With New Zealanders buying more SUVs and particularly compact SUVs, it comes as no surprise that two new models with the potential to grab sales will soon hit showroom floors, Ford's Kuga in November, and Nissan's smaller Juke by January 2012.
Our first Juke shipment rolls from the Sunderland, UK factory this month, the three square-kilometre site manufacturing 800 Juke alongside 1200 Qashqai each day on two shifts, as I recently discovered.
That's 53 examples of the funky compact SUV each hour, painted bodies in batches of 30 per colour rolling above us as we approach the factory line. Batch painting is better for the environment - "there's less flushing of gunge, less use of solvent" says final assembly production manager Andy Drake, "It's cost efficient," a factor vital to a UK factory competing with cheap labour overseas.
A kit box unique to the car follows it down the line, with parts allocated for a carefully measured 70 seconds of work per job. This is low-cost automation.
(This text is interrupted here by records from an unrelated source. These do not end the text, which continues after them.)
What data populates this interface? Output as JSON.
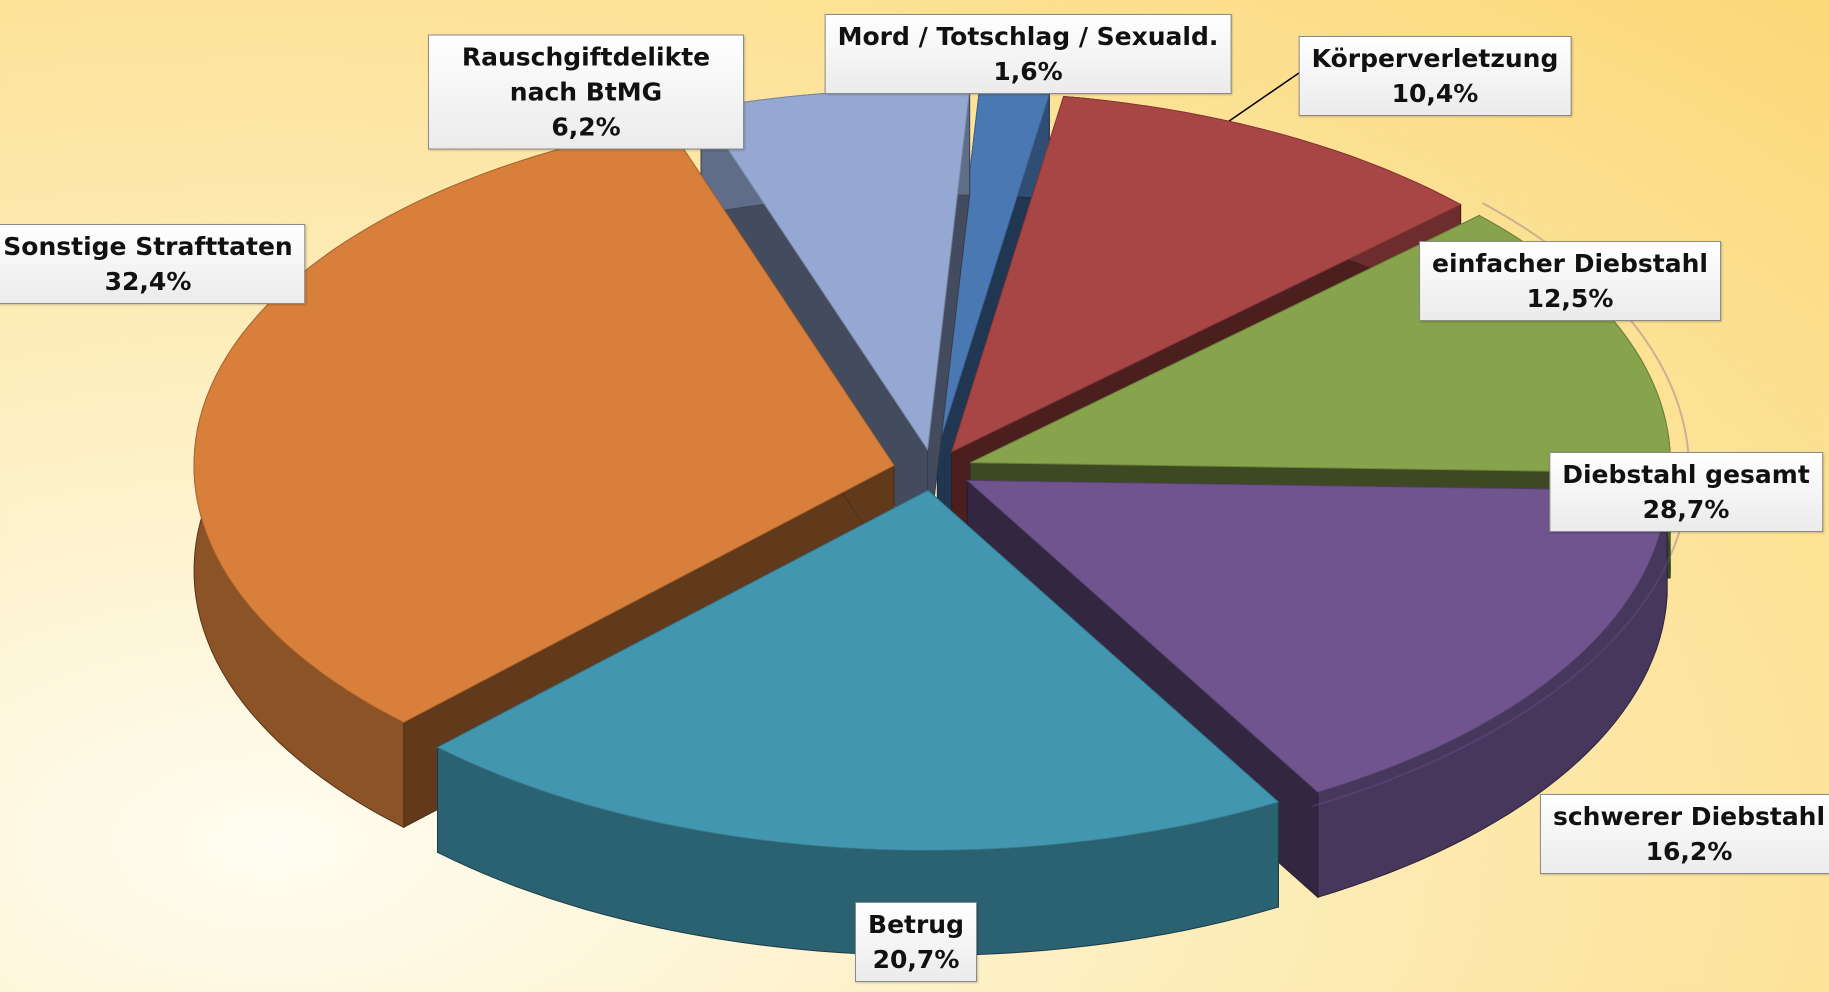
{
  "chart_data": {
    "type": "pie",
    "categories": [
      "Mord / Totschlag / Sexuald.",
      "Körperverletzung",
      "einfacher Diebstahl",
      "schwerer Diebstahl",
      "Betrug",
      "Sonstige Strafttaten",
      "Rauschgiftdelikte nach BtMG"
    ],
    "values": [
      1.6,
      10.4,
      12.5,
      16.2,
      20.7,
      32.4,
      6.2
    ],
    "value_labels": [
      "1,6%",
      "10,4%",
      "12,5%",
      "16,2%",
      "20,7%",
      "32,4%",
      "6,2%"
    ],
    "colors": [
      "#4a78b2",
      "#a84545",
      "#87a34b",
      "#6f548e",
      "#4296af",
      "#d8803b",
      "#94a8d1"
    ],
    "annotation": {
      "text": "Diebstahl gesamt",
      "value": 28.7,
      "label": "28,7%"
    }
  }
}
Equipment like the shuttle used to slide through the door to bolt in parts then slide out ready for the next car is built here in the workshops from materials salvaged from earlier tasks.
These guys work in tight teams each with a supervisor and take a personal interest in building to a quality standard; "our philosophy is we don't pass defects on to the customer - and the customer is the next zone on the line."